As the theatre sector approaches the potential of re-opening and rebuilding, the question is how?
This week's newsletter is written by Debbie Hannan (picture above) in rehearsals for The Wonderful World of Dissocia at RCS in 2017. Pic © Robbie McFadzean
How can we rebuild better, more inclusively, more sustainably and with freelance workers at the heart of the decision-making process? How can it be a new and ultimately better normal for the 70% of the industry who aren’t salaried? How can we make systemic change that lasts? How can we dismantle the power structures that haven’t served the actual makers of the work for so long? How do we speak to the institutions that need us, and hold them accountable to this change? How can we build wellbeing and mental health into our working processes? How can we think and imagine these futures, all whilst our own personal work situations are fraught and in flux?
Above all, how can we ensure that our conversations about the future turn into real, actionable change?
This week, I’m thinking about the freelancers we’ve already lost.
As a newbie to FMTW, the thing that stays with me after the first meeting I attend is that particularly fiery alchemy, so often present in making theatre, of a plurality of voices galvanised by a united energy. The group spans disciplines, experience, ethnicity, class, genders, sexuality, ability and geography. The group actively questions where the gaps are – who isn’t in the room? Whose voice do we need to amplify most? Who cannot be left behind? In itself, it’s an agile, responsive and evolving model that has broken old structures. When the table is populated entirely by freelancers with shared values and a range of opinions, a lot happens. Campaign work, advocacy work, work on wellbeing – all powered by the need to amplify, elevate and strengthen freelancers. Different speakers introduce a variety of initiatives that are already answering the “how” questions – from TV Mindset’s focus on the mental health costs in the industry to IncArts UK speaking with clarity and power on how #cultureneedsdiversity.
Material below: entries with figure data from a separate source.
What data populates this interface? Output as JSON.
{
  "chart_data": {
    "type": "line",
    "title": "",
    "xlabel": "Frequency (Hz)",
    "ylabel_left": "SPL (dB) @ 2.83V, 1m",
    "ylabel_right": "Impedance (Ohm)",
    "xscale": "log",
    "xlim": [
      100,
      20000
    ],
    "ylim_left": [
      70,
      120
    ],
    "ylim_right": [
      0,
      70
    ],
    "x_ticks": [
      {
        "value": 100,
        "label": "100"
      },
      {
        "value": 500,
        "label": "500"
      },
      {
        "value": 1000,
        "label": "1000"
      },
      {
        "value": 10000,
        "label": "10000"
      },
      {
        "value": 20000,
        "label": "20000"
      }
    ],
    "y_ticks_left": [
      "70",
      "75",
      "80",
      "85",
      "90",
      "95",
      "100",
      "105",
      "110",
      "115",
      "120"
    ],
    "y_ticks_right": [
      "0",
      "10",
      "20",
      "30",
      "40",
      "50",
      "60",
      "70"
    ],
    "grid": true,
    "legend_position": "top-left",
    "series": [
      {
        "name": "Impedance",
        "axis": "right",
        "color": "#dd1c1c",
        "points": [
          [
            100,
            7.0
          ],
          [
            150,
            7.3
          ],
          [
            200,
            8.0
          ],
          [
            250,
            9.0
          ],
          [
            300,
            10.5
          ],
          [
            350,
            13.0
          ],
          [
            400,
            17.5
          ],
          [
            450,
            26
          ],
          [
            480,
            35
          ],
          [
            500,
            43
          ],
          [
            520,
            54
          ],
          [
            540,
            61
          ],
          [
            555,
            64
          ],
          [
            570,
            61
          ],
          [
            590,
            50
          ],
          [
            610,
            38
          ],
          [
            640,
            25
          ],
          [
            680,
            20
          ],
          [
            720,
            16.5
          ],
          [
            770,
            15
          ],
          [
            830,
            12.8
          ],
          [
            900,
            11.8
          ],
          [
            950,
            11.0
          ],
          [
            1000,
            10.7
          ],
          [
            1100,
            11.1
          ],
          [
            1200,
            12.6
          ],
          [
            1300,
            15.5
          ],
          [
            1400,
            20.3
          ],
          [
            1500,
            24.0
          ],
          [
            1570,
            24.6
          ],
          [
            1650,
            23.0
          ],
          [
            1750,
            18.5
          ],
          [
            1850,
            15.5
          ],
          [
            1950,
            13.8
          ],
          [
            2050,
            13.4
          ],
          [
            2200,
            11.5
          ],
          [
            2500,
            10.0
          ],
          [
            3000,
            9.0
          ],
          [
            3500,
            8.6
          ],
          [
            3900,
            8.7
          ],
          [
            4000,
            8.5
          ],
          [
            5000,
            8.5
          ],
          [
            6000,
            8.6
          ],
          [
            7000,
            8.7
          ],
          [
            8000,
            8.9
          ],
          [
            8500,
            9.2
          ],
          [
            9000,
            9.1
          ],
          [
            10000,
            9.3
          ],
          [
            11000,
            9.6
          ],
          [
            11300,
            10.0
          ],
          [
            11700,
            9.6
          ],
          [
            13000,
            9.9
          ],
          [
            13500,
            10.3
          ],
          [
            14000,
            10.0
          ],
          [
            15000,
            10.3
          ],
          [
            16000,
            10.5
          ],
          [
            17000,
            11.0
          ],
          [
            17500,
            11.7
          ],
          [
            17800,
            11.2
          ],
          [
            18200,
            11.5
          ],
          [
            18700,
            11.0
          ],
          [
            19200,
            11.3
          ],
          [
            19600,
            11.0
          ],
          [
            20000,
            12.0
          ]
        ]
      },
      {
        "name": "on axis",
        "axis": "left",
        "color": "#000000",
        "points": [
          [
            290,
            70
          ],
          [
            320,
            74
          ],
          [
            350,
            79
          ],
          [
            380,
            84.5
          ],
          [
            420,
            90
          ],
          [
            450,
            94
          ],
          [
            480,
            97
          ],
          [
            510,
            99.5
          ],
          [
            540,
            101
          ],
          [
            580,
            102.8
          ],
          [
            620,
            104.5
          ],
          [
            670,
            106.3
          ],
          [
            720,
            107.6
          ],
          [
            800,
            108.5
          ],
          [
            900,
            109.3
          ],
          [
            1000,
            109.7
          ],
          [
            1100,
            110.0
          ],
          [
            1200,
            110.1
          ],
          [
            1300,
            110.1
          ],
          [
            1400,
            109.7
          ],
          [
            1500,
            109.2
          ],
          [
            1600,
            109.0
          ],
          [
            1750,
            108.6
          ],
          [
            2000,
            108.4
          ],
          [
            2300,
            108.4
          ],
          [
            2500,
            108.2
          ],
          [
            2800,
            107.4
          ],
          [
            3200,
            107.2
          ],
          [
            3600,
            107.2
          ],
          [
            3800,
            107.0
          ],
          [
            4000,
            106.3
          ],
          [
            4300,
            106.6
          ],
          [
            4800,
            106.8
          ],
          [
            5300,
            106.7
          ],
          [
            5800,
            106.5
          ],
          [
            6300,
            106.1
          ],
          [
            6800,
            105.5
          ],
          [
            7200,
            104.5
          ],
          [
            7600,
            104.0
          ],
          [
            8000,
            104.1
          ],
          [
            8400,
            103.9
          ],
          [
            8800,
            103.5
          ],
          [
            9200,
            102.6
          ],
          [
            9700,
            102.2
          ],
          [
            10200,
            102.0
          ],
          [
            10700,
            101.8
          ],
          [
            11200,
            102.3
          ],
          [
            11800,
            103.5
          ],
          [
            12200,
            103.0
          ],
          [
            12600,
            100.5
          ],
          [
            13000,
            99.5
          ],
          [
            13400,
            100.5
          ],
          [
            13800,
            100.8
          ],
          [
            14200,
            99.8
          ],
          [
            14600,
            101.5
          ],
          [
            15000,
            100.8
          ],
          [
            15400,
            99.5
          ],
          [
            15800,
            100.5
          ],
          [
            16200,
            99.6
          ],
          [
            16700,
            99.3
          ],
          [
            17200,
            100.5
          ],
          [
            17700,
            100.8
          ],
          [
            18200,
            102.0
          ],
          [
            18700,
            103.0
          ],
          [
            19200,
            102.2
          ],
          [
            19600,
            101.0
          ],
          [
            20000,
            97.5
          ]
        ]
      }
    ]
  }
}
The multiplicity of voices is welcomed – if anything, it’s a strength. New ideas, dissenting opinions, and interrogation are encouraged.
From my end, I bring a focus to Scottish freelancers. For those outside London, for those in wholly different countries with entirely different art councils, a fund to save the ‘crown jewels’ of culture signals a desire to preserve the old London-focussed hierarchies which lead to these toxic inequalities in the first place. As a freelancer who crosses the UK frequently, it’s especially clear to me how no single set of blanket solutions can be applied across the sector. Each country has its own growing conversations about the future that come from its own specific set of problems. In Scotland, speaking broadly, the theatre sector is more fluid – live art, “community” work, activist art, theatre, dance and opera all feed and absorb from each other. Freelancers frequently cross all of these divisions and more – this creates a different set of asks and pressures to put on Creative Scotland. There is a significant divide between rural and city in terms of funding and access – the highland population is at the most risk of losing its access to live art. Rebuilding the mid-scale touring circuit into a more viable model comes up repeatedly. The need for training in digital skills, as well as digital poverty in certain communities are serious barriers.
It is imperative that we allow these significant differences across the UK to not be a burden or lead to broad headline demands, but to specificity and a glorious kind of local focus and detail. There is a momentum building as time passes both slowly and with unprecedented speed. The brilliant Glasgow-based Independent Arts Projects (IAP) has been hosting monthly freelancer meetings, as well as inviting venues and companies to speak to the freelance community – the notes from these meetings pave the way to a better Scottish theatre. Similarly, the Gloucester-based Strike-A-Light, announced last week that it’s response to the pandemic is to pay 3 artists for a year with no pre-defined outcome, to “be artists” in the their communities. What Next? – free-to-access national movement that brings together both freelancers, and small and large organisations to debate and shape the future of the arts and culture – has 30 chapters across the UK, with local guests who speak on what’s ahead. Culture Reset begins this week, with 192 participants from across Britain, partaking in a rapid response programme to inspire ‘impactful cultural change.’
The conversations are growing – they are exciting, expansive, overwhelming, vital. I know I feel the dissonance of wanting some kind of personal version of stability to return, alongside a burning want that the potential of this ‘pause,’ and all the questions that have come with it, to result in true systemic change - change that breaks down white supremacy, sexism, queerphobia, ableism, transphobia and classism.
FMTW has meant that I’ve felt both a community in this moment of disruption, and a unity behind the desire to build back better.
And so this week I’m sharply aware of the freelancers who cannot join these conversations about change for a myriad of reasons. I’m thinking again of the freelancers who have already quietly left the industry because they didn’t have a choice. These conversations speak into remembrance those that left even before Covid-19 - those that burnt out, that weren’t heard, that felt theatre wasn’t for them, or were systemically shoved away. In the rebuild we have to remember them. I hope we consciously rebuild a sector that has the capacity to welcome them back – and FMTW will continue to raise its many brilliant voices to put freelancers at the heart of this.